Jabar Surplus Ketersediaan Oksigen

Dony Indra Ramadhan - detikNews
Jumat, 20 Agu 2021 21:38 WIB
Close-up of medical oxygen flow meter  shows low oxygen or an nearly empty tank
Ilustrasi (Foto: Getty Images/iStockphoto/Toa55)
Bandung -

Gubernur Jabar Ridwan Kamil menyebut kondisi COVID-19 di Jabar menurun. Bahkan dilihat dari ketersediaan oksigen, dia menyebut saat ini Jabar mengalami surplus.

"Alhamdulillah hari ini kita surplus oksigennya," ucap Kang Emil --sapaan Ridwan-- saat konferensi pers virtual, Jumat (20/8/2021).

Menurut Emil, situasi di Jabar khususnya kebutuhan oksigen saat ini berbeda dari beberapa bulan sebelumnya yang mengalami lonjakan, bahkan sempat krisis. "Kalau dulu kita defisit sampai cari kemana-mana, per hari ini oksigen kita itu surplus di 174 ton per hari," kata dia.

Ia menjelaskan banyaknya stok oksigen di Jabar dikarenakan kasus COVID-19 di Jabar menurun. Hal tersebut terlihat dari jumlah kasus dan tingkat keterisian rumah sakit atau bed occupancy rate (BOR) yang kini berada di angka terendah 26,60 persen.

"Jadi karena surplus, ya silakan sampaikan kalau memang ternyata (tempat lain) masih darurat, dengan senang hati kabarkan berita ke kami, kami senang hari membantu. Ini semata-mata urusan kemanusiaan," tutur Emil.

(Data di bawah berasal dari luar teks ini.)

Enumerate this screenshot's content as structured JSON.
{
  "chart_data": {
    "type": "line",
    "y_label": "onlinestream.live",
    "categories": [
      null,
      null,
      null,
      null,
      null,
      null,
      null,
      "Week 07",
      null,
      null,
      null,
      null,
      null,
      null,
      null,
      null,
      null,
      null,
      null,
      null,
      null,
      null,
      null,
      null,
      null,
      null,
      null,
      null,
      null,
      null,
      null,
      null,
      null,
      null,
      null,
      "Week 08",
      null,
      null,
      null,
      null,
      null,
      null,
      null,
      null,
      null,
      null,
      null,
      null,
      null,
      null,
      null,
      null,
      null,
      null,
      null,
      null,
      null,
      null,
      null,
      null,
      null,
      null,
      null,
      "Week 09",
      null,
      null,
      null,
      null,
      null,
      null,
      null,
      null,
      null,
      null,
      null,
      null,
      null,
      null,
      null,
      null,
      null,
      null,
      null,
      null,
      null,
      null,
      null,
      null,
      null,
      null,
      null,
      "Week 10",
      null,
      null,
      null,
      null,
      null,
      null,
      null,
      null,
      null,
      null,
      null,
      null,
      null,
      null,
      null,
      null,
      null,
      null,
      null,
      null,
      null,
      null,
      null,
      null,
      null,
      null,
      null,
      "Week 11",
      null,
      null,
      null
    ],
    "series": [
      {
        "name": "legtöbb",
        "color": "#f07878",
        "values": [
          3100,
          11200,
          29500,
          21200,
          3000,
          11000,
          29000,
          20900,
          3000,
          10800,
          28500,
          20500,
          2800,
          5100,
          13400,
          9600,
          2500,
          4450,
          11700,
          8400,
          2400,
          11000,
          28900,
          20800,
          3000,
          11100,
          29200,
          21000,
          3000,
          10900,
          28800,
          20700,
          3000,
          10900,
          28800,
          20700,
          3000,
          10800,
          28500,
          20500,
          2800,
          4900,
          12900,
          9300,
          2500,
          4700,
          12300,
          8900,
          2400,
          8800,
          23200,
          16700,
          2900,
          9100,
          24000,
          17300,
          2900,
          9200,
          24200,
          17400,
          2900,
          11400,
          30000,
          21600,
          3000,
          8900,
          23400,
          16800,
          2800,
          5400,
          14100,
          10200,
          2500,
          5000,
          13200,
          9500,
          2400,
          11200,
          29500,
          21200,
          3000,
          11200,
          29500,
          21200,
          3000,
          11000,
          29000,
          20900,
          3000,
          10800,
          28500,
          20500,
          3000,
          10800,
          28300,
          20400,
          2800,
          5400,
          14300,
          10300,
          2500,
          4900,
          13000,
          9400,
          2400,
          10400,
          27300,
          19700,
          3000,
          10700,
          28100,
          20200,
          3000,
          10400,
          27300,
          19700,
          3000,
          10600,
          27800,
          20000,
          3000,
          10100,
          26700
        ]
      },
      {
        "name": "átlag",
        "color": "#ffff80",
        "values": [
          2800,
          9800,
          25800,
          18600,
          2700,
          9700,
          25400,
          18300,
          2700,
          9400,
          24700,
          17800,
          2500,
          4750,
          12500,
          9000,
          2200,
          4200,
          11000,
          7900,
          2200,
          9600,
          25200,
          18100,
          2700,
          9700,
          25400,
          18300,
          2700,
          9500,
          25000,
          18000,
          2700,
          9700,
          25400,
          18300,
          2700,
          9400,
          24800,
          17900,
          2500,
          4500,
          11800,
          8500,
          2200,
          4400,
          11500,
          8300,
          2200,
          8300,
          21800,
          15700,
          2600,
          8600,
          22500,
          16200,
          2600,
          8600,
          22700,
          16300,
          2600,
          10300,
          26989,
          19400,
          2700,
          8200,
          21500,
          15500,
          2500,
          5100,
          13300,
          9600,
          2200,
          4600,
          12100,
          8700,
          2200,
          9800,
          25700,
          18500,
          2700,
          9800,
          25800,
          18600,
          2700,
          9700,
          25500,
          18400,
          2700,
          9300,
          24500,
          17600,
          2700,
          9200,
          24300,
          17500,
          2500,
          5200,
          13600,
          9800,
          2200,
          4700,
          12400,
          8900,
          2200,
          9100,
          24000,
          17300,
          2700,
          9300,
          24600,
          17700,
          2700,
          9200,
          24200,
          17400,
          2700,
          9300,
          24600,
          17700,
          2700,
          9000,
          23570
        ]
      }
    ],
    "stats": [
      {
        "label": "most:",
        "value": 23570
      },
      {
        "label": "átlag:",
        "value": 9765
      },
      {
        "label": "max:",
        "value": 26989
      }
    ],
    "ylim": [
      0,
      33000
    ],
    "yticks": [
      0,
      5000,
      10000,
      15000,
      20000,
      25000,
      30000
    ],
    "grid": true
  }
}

Terkendalinya oksigen ini membuat Pemprov Jabar menggalakkan program Oksigen untuk Masyarakat (Omat). Program ini diperuntukkan bagi masyarakat yang masih menjalani isolasi atau menjalani perawatan COVID-19 membutuhkan oksigen.

"Kita atur. Mereka yang butuh bisa dikirim cepat. Mereka yang sembuh masih pegang tabung oksigen itu bisa dipinjamkan melalui Pemprov Jabar atau bisa dalam tanda kutip diiklankan. Sehingga masyarakat bantu masyarakat, pengiriman kita fasilitasi," kata Emil.

Ketua Harian Posko Oksigen Jabar Hanif Mantiq menuturkan kondisi surplus oksigen ini juga terasa di sejumlah filling station oksigen di Jabar. Dari kelima filling station yang ada di Jabar, saat ini kondisi di filling station tak sibuk seperti saat adanya lonjakan kasus COVID-19, beberapa waktu lalu.

"Kami alami di dua stasiun sangat rendah (permintaan), di Cikarang dan Sukabumi. Kami fokuskan di tiga (filling station) Bandung, Tasikmalaya dan Cirebon. Ada beberapa posko kota kabupaten yang sudah menyatakan mungkin tidak mengirimkan tabung oksigen dari RS karena terpenuhi," tuturnya.

Begitu juga kondisi gudang oksigen di Kopo Bandung. Hanif mengatakan bila biasanya mengedarkan 3.000 tabung, kini sudah menurun.

"Saat ini tabung terisi di posko, 400. Begitu tabung kosong, datang langsung tukarkan. Itu indikator jauh menurun," ucap Hanif.